Services on the East Coast Main Line, one of the country’s most iconic rail routes linking some of the biggest towns and cities in England and Scotland, are set to be transformed thanks to significant levels of investment. Later this year the government will confirm a new partner to operate services on the route and the benefits this will bring for passengers.
The line will also benefit from the government’s £5.7 billion Intercity Express Programme, which will see a new fleet of state-of-the-art trains bringing improvements for passengers including reduced journey times, more seats and improved reliability. The trains will be assembled at Hitachi Rail Europe’s purpose-built factory in Newton Aycliffe, County Durham, creating hundreds of local jobs.
During stops at Doncaster, Peterborough and Hitchin, the Transport Secretary viewed recent Network Rail improvements along the route.
As part of the tour, he officially opened the North Doncaster Chord, a £45 million railway flyover at Shaftholme that will help pave the way for additional passenger trains by removing slow-moving freight services from the East Coast Main Line. A level crossing has also been closed and replaced with a new road bridge in order to reduce delays.
Transport Secretary Patrick McLoughlin said:
In order to secure long-term economic growth, we need a world-class railway that works well for both passengers and industry. That is why more than £38 billion will be spent over the next 5 years to improve and maintain the network.
The North Doncaster Chord will help in freeing up space for much-needed additional passenger services between Yorkshire and London and reduce delays, while also improving the vital freight network across the region.

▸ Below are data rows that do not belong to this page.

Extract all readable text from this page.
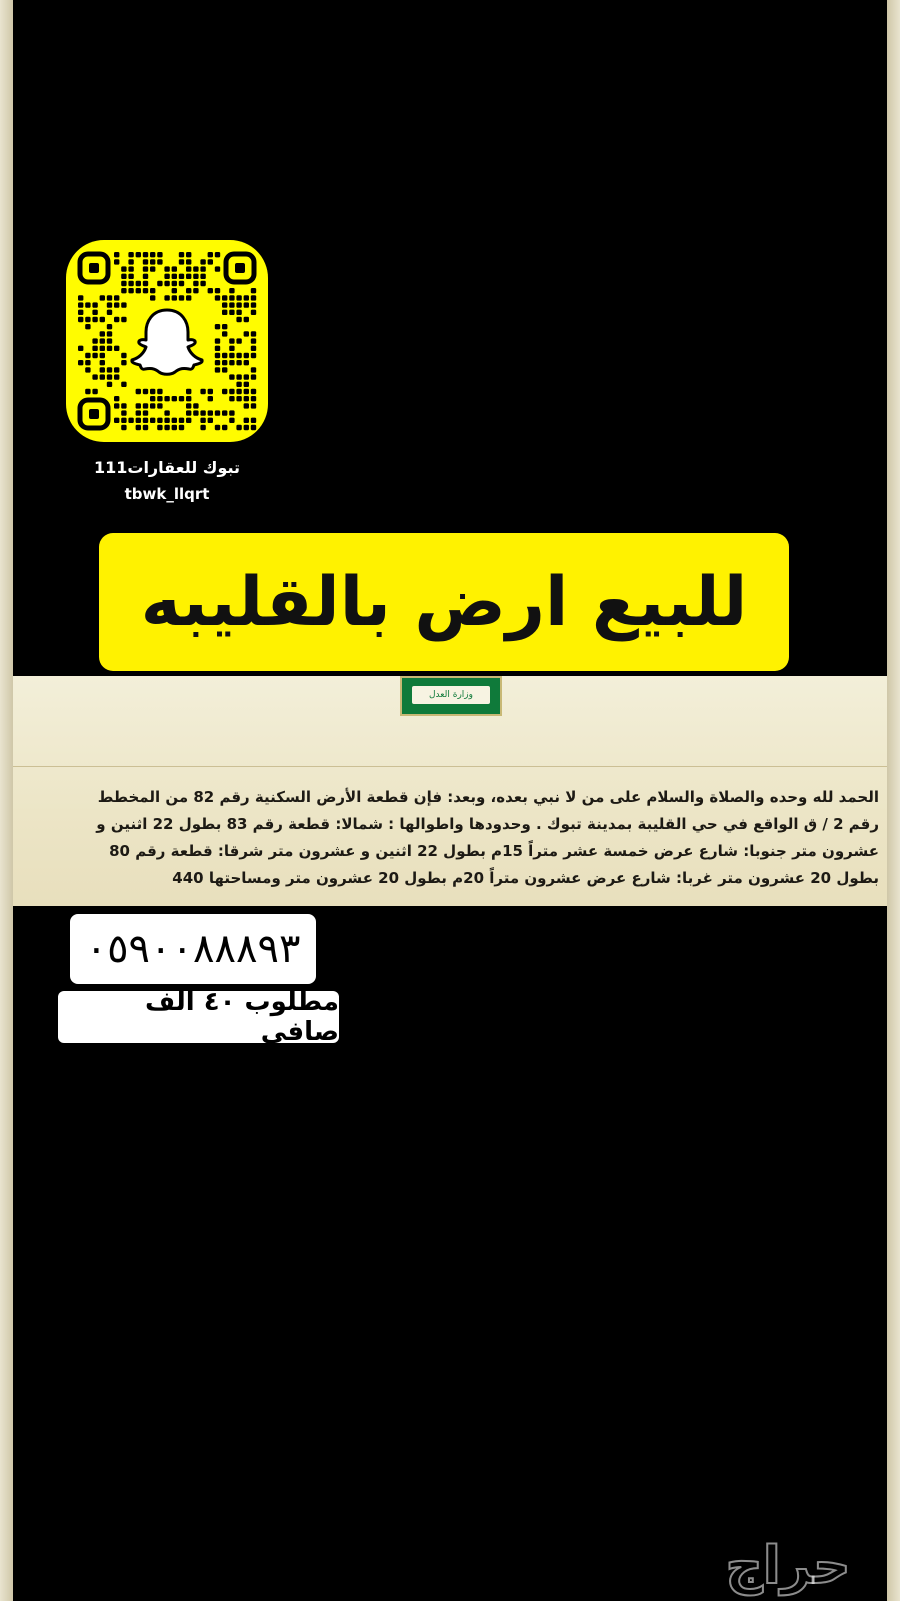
تبوك للعقارات111
tbwk_llqrt
للبيع ارض بالقليبه
وزارة العدل
الحمد لله وحده والصلاة والسلام على من لا نبي بعده، وبعد: فإن قطعة الأرض السكنية رقم 82 من المخطط
رقم 2 / ق الواقع في حي القليبة بمدينة تبوك . وحدودها واطوالها : شمالا: قطعة رقم 83 بطول 22 اثنين و
عشرون متر جنوبا: شارع عرض خمسة عشر متراً 15م بطول 22 اثنين و عشرون متر شرقا: قطعة رقم 80
بطول 20 عشرون متر غربا: شارع عرض عشرون متراً 20م بطول 20 عشرون متر ومساحتها 440
٠٥٩٠٠٨٨٨٩٣
مطلوب ٤٠ الف صافي
حراج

The Chord will carry around 30 freight services above the East Coast Main Line every day, slashing the time taken to transport coal between the Humber ports and the Aire Valley power stations by up to 30 minutes. Cutting journey times also reduces fuel consumption and carbon emissions. Previously, these services had to run on the East Coast Main Line for up to 14 miles.

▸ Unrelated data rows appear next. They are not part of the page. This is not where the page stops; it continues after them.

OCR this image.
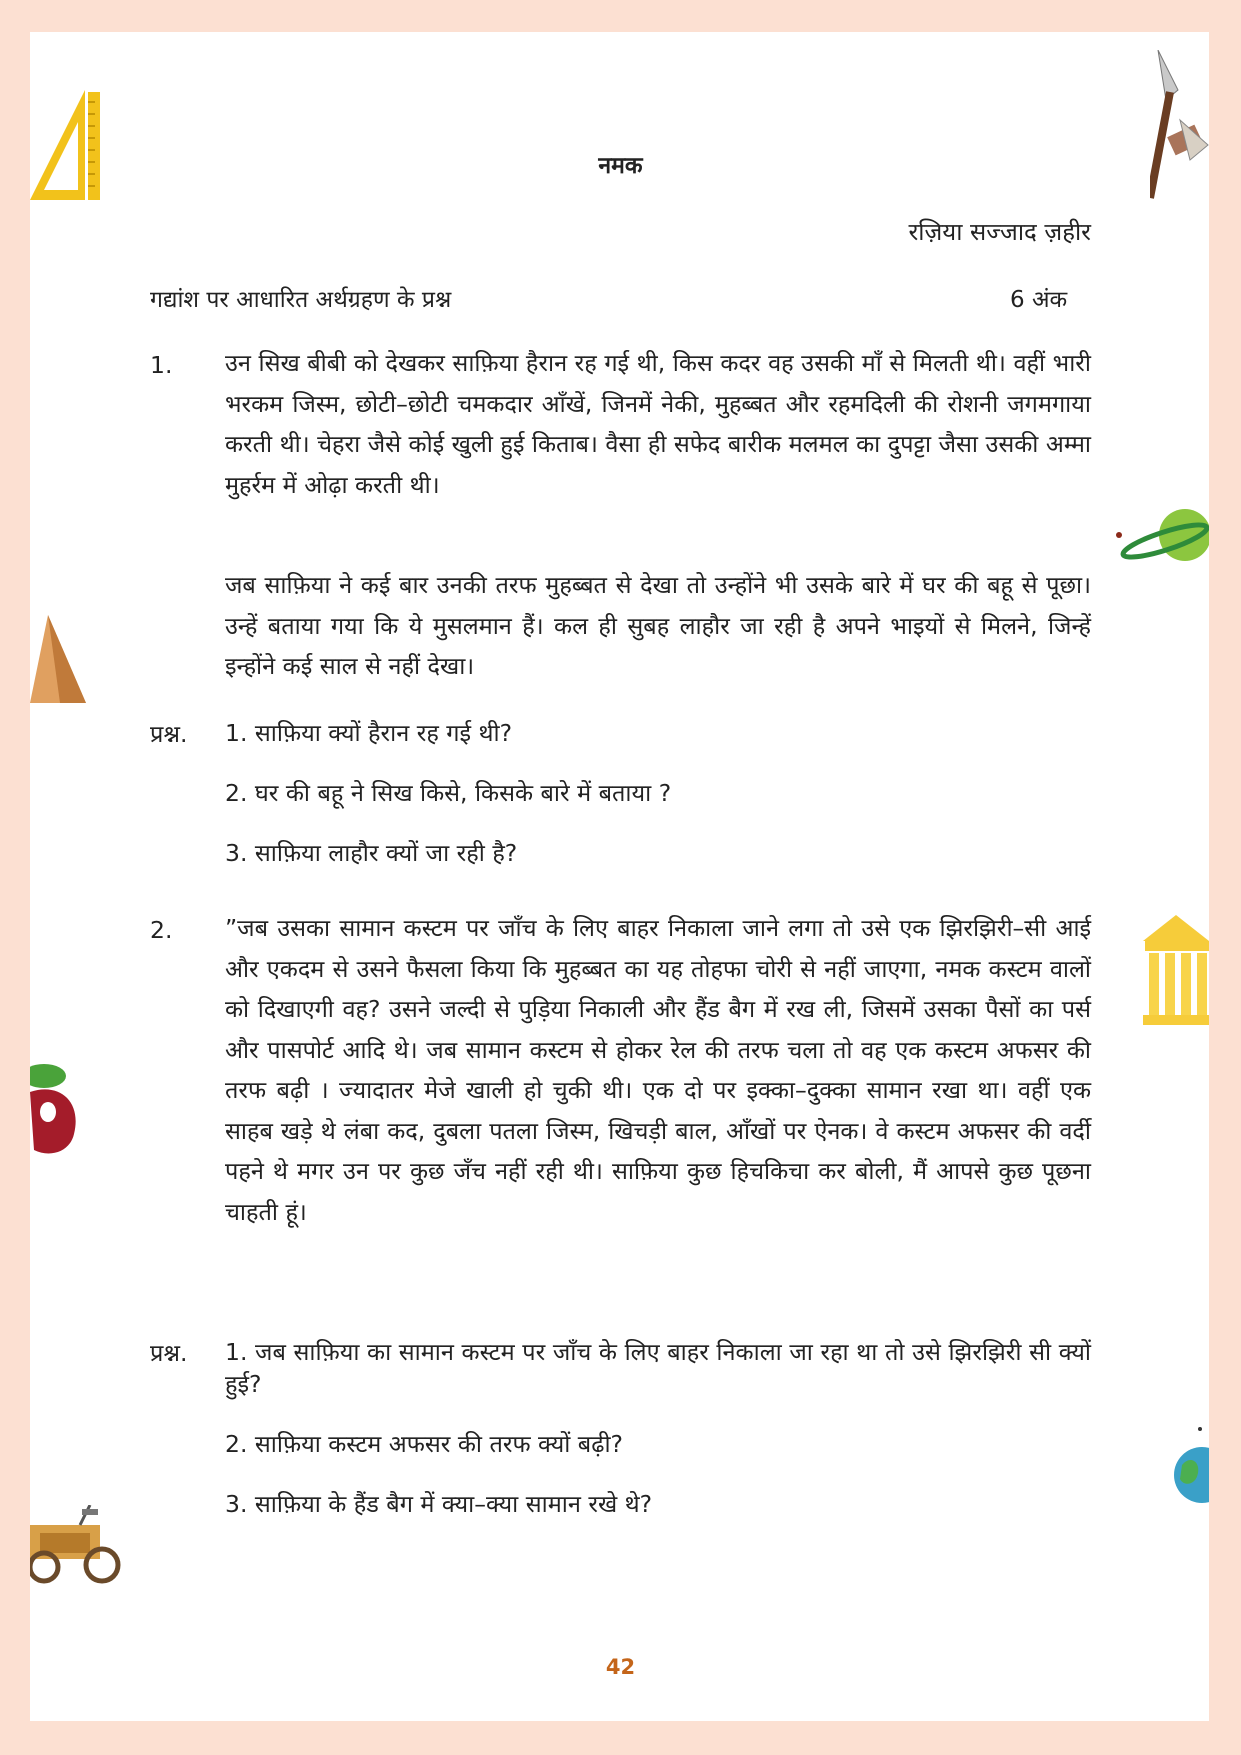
नमक
रज़िया सज्जाद ज़हीर
गद्यांश पर आधारित अर्थग्रहण के प्रश्न	6 अंक
1. उन सिख बीबी को देखकर साफ़िया हैरान रह गई थी, किस कदर वह उसकी माँ से मिलती थी। वहीं भारी भरकम जिस्म, छोटी–छोटी चमकदार आँखें, जिनमें नेकी, मुहब्बत और रहमदिली की रोशनी जगमगाया करती थी। चेहरा जैसे कोई खुली हुई किताब। वैसा ही सफेद बारीक मलमल का दुपट्टा जैसा उसकी अम्मा मुहर्रम में ओढ़ा करती थी।

जब साफ़िया ने कई बार उनकी तरफ मुहब्बत से देखा तो उन्होंने भी उसके बारे में घर की बहू से पूछा। उन्हें बताया गया कि ये मुसलमान हैं। कल ही सुबह लाहौर जा रही है अपने भाइयों से मिलने, जिन्हें इन्होंने कई साल से नहीं देखा।

प्रश्न. 1. साफ़िया क्यों हैरान रह गई थी?

2. घर की बहू ने सिख किसे, किसके बारे में बताया ?

3. साफ़िया लाहौर क्यों जा रही है?

2. ”जब उसका सामान कस्टम पर जाँच के लिए बाहर निकाला जाने लगा तो उसे एक झिरझिरी–सी आई और एकदम से उसने फैसला किया कि मुहब्बत का यह तोहफा चोरी से नहीं जाएगा, नमक कस्टम वालों को दिखाएगी वह? उसने जल्दी से पुड़िया निकाली और हैंड बैग में रख ली, जिसमें उसका पैसों का पर्स और पासपोर्ट आदि थे। जब सामान कस्टम से होकर रेल की तरफ चला तो वह एक कस्टम अफसर की तरफ बढ़ी । ज्यादातर मेजे खाली हो चुकी थी। एक दो पर इक्का–दुक्का सामान रखा था। वहीं एक साहब खड़े थे लंबा कद, दुबला पतला जिस्म, खिचड़ी बाल, आँखों पर ऐनक। वे कस्टम अफसर की वर्दी पहने थे मगर उन पर कुछ जँच नहीं रही थी। साफ़िया कुछ हिचकिचा कर बोली, मैं आपसे कुछ पूछना चाहती हूं।

प्रश्न. 1. जब साफ़िया का सामान कस्टम पर जाँच के लिए बाहर निकाला जा रहा था तो उसे झिरझिरी सी क्यों हुई?

2. साफ़िया कस्टम अफसर की तरफ क्यों बढ़ी?

3. साफ़िया के हैंड बैग में क्या–क्या सामान रखे थे?

42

By removing freight trains from the main line, and by replacing a nearby level crossing with a new road bridge, delays to passenger services will be reduced, and help in creating capacity for additional trains to run in future.
Earlier in the day, the Transport Secretary viewed the recently-opened Hitchin Flyover, a £47 million scheme to remove a major bottleneck on the line. This allows First Capital Connect services travelling between London and Cambridge to travel above the East Coast Main Line, preventing the need for them to cross the route and reducing delays by around 30,000 minutes a year.
The increased capacity it creates will also allow for faster and more spacious Intercity Express trains to be introduced on the East Coast Main Line from 2018 onwards.
The Transport Secretary also had the chance to see how a £43 million improvement scheme has transformed Peterborough Station. Network Rail engineers have installed 3 new platforms, new lifts providing access to all platforms, as well as improvements to the concourse with better lighting, new customer information boards and more comfortable seating to improve the experience for passengers.
The work on the platforms will improve reliability by separating long-distance, local, passenger and freight services. It will also allow longer trains to be accommodated, paving the way for the new Thameslink and Intercity Express trains.
Patrick McLoughlin added:
We are investing record amounts in the biggest programme of rail modernisation since the Victorian age. These improvements will make a real difference to passengers across the East Coast Main Line, ultimately providing more services, more seats, fewer delays and a comfortable travelling experience.
All 3 improvement schemes were carried out by Network Rail. Phil Verster, Route Managing Director for Network Rail, said:
The East Coast Main line is a vital route which connects businesses and communities between London and Scotland. Demand for rail services continues to grow. Over the past five years we have invested £600 million in a programme of targeted investment on the line to meet that demand.
It was our pleasure to show the Secretary of State around 3 of the projects which have made up this investment. At Peterborough we have improved track and signalling as well as the station itself to improve performance and facilities for passengers. Both Hitchin and North Doncaster unlock bottlenecks and improve the flow of trains, further boosting performance and reliability as well as helping us to meet future demand.
Work is already underway on the East Coast Main Line on a further £1.6 billion investment. We will deliver this over the next 5 years, to further boost passenger services while accommodating freight flows, which are essential to all of our lives.